Integrating genomic data with agronomically tuned climate metrics allowed the authors to quantify where and how much genetic change is needed for pearl millet to track climate change. The approach addresses limitations of niche models by capturing local adaptation signals embedded in allele frequency–environment relationships. The strongest vulnerabilities occur at the northern margins of cultivation for both early- and late-flowering types, consistent with phenology’s central role in synchronizing reproduction with favorable conditions. The tight association between vulnerability and yield loss in common gardens validates genomic vulnerability as a biologically meaningful predictor of performance under climate shifts. Assisted migration using existing landraces can partially mitigate projected impacts but often requires long-distance, transboundary seed movement, highlighting the need for coordinated regional strategies and policy frameworks in West Africa. Flowering time emerges as a key breeding and selection target to enhance resilience under warming and altered rainfall regimes. The multi-model climate ensemble underscores areas of robust signal versus high uncertainty (notably precipitation over parts of the Sahel), guiding where recommendations are more reliable. Social dimensions, including farmer seed networks and potential resistance to adopting non-local varieties, will influence the feasibility of varietal replacement, suggesting participatory breeding and regional collaboration as critical enablers.

This study develops and validates a genomic–climate framework to map pearl millet’s vulnerability to future climates in West Africa and to propose assisted migration strategies leveraging existing landrace diversity. Key contributions include: identifying the northern cultivation margins as hotspots of genomic vulnerability; demonstrating flowering time as a pivotal adaptive trait underpinning vulnerability; empirically linking genomic vulnerability to yield loss; and quantifying that effective mitigation will often require long-distance, transboundary seed transfers. The findings call for regional collaboration across West Africa to coordinate seed exchange, germplasm conservation, and deployment, and for integrating farmer participation to ensure adoption. Future research should refine trait-based genomic predictions (e.g., multi-trait adaptation), incorporate socio-economic constraints and seed system dynamics into migration planning, extend analyses to additional crops and regions, and update vulnerability maps with higher-resolution, next-generation climate projections and on-farm performance data.
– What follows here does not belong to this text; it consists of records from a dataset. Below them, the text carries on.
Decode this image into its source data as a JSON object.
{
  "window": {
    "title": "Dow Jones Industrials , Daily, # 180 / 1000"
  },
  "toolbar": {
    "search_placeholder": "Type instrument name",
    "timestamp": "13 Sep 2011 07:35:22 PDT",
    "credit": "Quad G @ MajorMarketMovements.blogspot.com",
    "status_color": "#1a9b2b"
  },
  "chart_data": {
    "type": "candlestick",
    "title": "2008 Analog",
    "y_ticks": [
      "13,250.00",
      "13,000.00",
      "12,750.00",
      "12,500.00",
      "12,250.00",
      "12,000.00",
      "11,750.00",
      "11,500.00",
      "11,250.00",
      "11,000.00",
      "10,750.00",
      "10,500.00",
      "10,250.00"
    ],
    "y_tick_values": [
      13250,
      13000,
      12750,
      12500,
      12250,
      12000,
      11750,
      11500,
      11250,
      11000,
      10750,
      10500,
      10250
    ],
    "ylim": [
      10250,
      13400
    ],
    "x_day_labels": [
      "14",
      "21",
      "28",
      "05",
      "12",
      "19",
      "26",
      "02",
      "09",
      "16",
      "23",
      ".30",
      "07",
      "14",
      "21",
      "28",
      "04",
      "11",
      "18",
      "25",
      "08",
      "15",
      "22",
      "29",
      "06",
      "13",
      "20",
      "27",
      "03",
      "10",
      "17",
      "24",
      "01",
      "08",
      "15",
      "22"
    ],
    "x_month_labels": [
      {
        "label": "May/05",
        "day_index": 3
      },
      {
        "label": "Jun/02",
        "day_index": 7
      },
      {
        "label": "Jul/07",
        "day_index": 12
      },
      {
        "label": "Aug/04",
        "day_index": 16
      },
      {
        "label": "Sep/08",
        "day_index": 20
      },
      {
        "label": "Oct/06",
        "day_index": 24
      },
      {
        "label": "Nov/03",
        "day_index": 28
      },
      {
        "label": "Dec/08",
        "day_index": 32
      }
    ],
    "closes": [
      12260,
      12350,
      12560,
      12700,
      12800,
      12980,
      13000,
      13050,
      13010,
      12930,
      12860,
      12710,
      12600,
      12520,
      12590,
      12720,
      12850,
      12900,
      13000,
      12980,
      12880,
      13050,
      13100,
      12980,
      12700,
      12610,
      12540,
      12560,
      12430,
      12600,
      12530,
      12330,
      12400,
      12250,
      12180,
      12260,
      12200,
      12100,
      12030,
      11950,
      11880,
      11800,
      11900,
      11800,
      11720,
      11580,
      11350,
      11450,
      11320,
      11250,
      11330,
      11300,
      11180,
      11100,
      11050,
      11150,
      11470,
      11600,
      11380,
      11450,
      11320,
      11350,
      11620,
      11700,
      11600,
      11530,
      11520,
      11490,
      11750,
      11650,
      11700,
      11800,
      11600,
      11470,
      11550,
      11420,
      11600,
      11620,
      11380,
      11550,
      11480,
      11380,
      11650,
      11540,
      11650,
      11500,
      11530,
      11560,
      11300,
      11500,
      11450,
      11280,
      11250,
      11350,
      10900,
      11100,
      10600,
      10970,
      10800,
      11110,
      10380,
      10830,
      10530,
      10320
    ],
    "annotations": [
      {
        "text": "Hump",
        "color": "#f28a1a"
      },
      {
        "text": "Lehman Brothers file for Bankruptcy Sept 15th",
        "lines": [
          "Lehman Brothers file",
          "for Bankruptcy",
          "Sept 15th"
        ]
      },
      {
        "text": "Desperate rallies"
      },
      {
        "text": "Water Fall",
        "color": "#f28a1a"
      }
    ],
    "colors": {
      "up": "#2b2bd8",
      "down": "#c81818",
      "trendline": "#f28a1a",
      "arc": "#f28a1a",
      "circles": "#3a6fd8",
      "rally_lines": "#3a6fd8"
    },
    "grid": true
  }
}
- Climate projection uncertainty: High inter-model variability in precipitation projections for parts of the Sahel translates into uncertain vulnerability estimates locally (e.g., Niger under RCP8.5). - Analog gaps: High migration loads in some cases indicate future climates without close current analogs in cultivated areas, limiting adaptation via present-day landraces alone. - Genomic scope: Pool-seq of genic regions may miss regulatory or structural variants contributing to adaptation; only SNPs with MAF >10% were modeled in GF. - Environmental scope: Climate metrics focused on monsoon-aligned windows; non-climatic stresses (soils, pests, management) and extreme event dynamics beyond metrics used may affect adaptation. - Adoption and seed systems: Social, cultural, and logistical barriers to transboundary seed movement and farmer adoption are not modeled but are critical to implementation. - External validity: Yield validation used a single common garden site; broader multi-site trials would strengthen transferability of the vulnerability–yield relationship.